Aussi l’Angleterre, jusqu’alors volontairement isolée et réfractaire aux alliances, sentit la nécessité de nouer des ententes avec certaines puissances européennes, ou exotiques comme le Japon. Ces rapprochemens cordiaux avec d’autres peuples diminuent les dangers qu’elle redoute, mais lui créent des devoirs, car, si elle doit compter sur ses amis en cas de péril, il est juste qu’elle soit en mesure de leur venir en aide. C’est ainsi que la situation mondiale de la Grande-Bretagne s’est transformée depuis quelques années.
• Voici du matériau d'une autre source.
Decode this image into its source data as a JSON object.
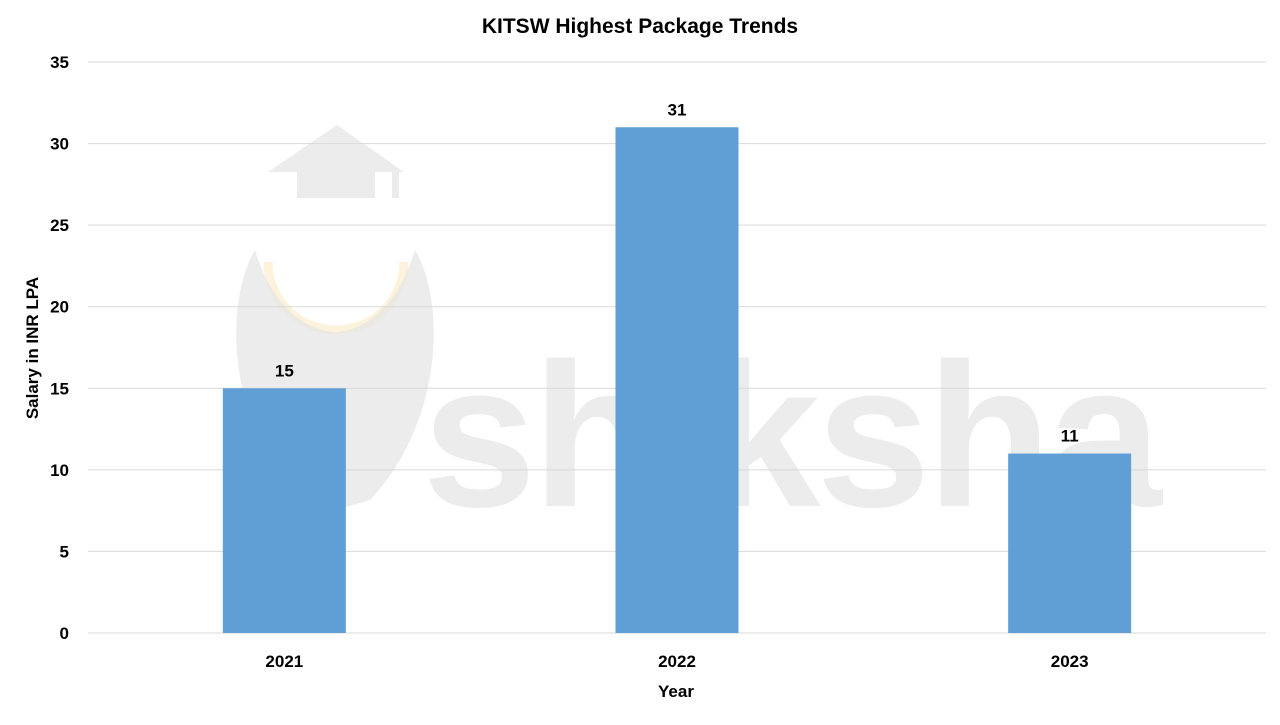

Elle ne craint pas seulement pour son commerce et pour son industrie, mais pour son existence même ; elle est hantée par le cauchemar d’une invasion et la crainte de voir une armée ennemie venir dicter à Londres ses lois au vaincu.

Dès l’année 1905, M. Balfour, dans un brillant discours, crut devoir rassurer l’opinion publique en montrant combien la peur d’une invasion française était peu fondée. Mais en 1908, lord Roberts s’exprimait ainsi : « Une invasion dans ce pays n’est pas seulement possible, mais elle est réalisable sur une plus grande échelle qu’on ne l’a généralement pensé… ; si nous ne prenons pas les mesures nécessaires, nous risquons de nous trouver à la merci de l’envahisseur et d’être contraints d’accepter les conditions les plus humiliantes. » Puis, faisant allusion au discours de M. Balfour, il ajoutait : « Ces données pouvaient être exactes pour la France de 1905, mais elles ne le sont pas pour l’Allemagne de 1909. » Ce sont donc bien les visées allemandes qui préoccupent la population anglaise.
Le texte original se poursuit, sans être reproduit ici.